A woman who gave birth to a boy she carried inside a transplanted womb said Thursday that the experimental procedure delivered a “miracle.” Jennifer Gobrecht and her husband, Drew Gobrecht, appeared Thursday at a news conference in Philadelphia. Their child, Benjamin, was the first baby born as part of Penn Medicine’s 2-year-old uterine transplant trial, and the eighth baby in the United States to be born to the recipient of a uterus transplant, according to Penn. Jennifer Gobrecht, 33, who was born without a uterus, underwent a 10-hour transplant procedure in 2018. The uterus came from a deceased donor. “This journey has not been easy, but every time I look at Benjamin’s face, I know it was worth it,” she said. “Benjamin is truly a miracle, and we feel beyond lucky to have him.” There have been about 70 uterus transplants performed worldwide. Penn Medicine said its trial is one of the few to accept donations from both living and deceased donors, an approach it said that could pay dividends in the form of an expanded pool of donor organs. Most transplant programs accept only from living donors, according to Penn. Some medical ethicists and transplant experts have expressed concerns about uterine transplants, questioning whether the benefit justifies the risk. But Dr. Kathleen O’Neill, one of the lead trial investigators at Penn, said uterine transplantation could give couples like the Gobrechts another option besides adoption and the use of a gestational carrier. “Uterus transplant is the only path to parenthood that will actually allow these women to carry their own pregnancies,” she said.

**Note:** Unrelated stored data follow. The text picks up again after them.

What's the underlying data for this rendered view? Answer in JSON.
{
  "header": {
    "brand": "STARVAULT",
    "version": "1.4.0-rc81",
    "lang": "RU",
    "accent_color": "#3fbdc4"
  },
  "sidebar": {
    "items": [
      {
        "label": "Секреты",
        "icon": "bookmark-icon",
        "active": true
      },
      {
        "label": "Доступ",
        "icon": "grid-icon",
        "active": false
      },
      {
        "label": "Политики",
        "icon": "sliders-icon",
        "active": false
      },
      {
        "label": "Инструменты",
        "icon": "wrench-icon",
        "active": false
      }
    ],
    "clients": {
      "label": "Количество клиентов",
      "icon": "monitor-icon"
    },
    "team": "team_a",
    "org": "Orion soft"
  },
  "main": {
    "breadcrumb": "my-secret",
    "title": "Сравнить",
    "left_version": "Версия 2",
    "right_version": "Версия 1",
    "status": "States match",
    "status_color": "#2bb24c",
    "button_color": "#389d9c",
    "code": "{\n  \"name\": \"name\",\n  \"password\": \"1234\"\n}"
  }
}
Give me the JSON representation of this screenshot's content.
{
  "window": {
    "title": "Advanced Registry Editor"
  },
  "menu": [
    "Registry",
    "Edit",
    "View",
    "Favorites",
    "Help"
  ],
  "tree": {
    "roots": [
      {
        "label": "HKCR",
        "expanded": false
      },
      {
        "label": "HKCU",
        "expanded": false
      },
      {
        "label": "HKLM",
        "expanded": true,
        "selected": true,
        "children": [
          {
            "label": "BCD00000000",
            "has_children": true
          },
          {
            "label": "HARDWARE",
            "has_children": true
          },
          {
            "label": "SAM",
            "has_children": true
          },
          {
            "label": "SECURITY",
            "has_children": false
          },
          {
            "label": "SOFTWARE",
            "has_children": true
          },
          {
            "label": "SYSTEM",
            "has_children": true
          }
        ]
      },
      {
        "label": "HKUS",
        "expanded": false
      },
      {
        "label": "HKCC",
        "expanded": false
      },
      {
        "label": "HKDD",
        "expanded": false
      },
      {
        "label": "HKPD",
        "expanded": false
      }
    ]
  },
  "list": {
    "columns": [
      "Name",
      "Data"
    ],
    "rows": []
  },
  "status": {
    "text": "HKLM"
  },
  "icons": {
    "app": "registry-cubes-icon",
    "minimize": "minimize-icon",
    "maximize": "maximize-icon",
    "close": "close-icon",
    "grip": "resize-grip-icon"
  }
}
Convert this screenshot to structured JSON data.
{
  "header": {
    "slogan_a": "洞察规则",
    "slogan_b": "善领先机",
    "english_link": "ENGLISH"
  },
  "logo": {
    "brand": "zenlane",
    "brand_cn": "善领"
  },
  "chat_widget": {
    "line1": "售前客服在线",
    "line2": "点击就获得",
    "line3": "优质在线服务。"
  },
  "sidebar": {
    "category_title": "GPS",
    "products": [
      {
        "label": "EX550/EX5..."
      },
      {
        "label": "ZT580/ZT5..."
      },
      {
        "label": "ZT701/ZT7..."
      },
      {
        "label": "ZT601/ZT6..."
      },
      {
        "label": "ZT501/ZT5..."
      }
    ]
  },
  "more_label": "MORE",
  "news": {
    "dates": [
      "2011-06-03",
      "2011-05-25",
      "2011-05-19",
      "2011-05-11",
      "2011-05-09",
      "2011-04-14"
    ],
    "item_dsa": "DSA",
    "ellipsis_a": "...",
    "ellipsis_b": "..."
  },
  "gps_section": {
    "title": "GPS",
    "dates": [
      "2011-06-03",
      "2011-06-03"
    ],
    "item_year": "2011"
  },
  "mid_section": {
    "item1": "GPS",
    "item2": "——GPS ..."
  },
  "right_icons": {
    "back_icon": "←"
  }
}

As fires get worse, smoke spreads,

PARADISE, Calif. — First came the flames, a raging firestorm propelled by 50 mph wind gusts that incinerated Kelsey Norton’s house and killed 85 people in her community. Then came the smoke — not just from the forest but also from some 14,000 houses and their contents that burned, generating a thick plume that enshrouded portions of Northern California for weeks and left Norton gasping. “I don’t want to have cancer in my 50s because I inhaled smoke in my 30s,” she said. The immediate toll of lives and property lost in 2018 when a fire tore through the Sierra Nevada foothills town of Paradise, California is well documented. Still unknown is the long-term impact of the intense smoke exposure suffered by the tragedy’s survivors and the hundreds of thousands of people living in communities downwind of the blaze. Increasingly intense wildfires are scorching forests from California to Australia and stoking concern among residents and health professionals about long-term health impacts from smoke exposure.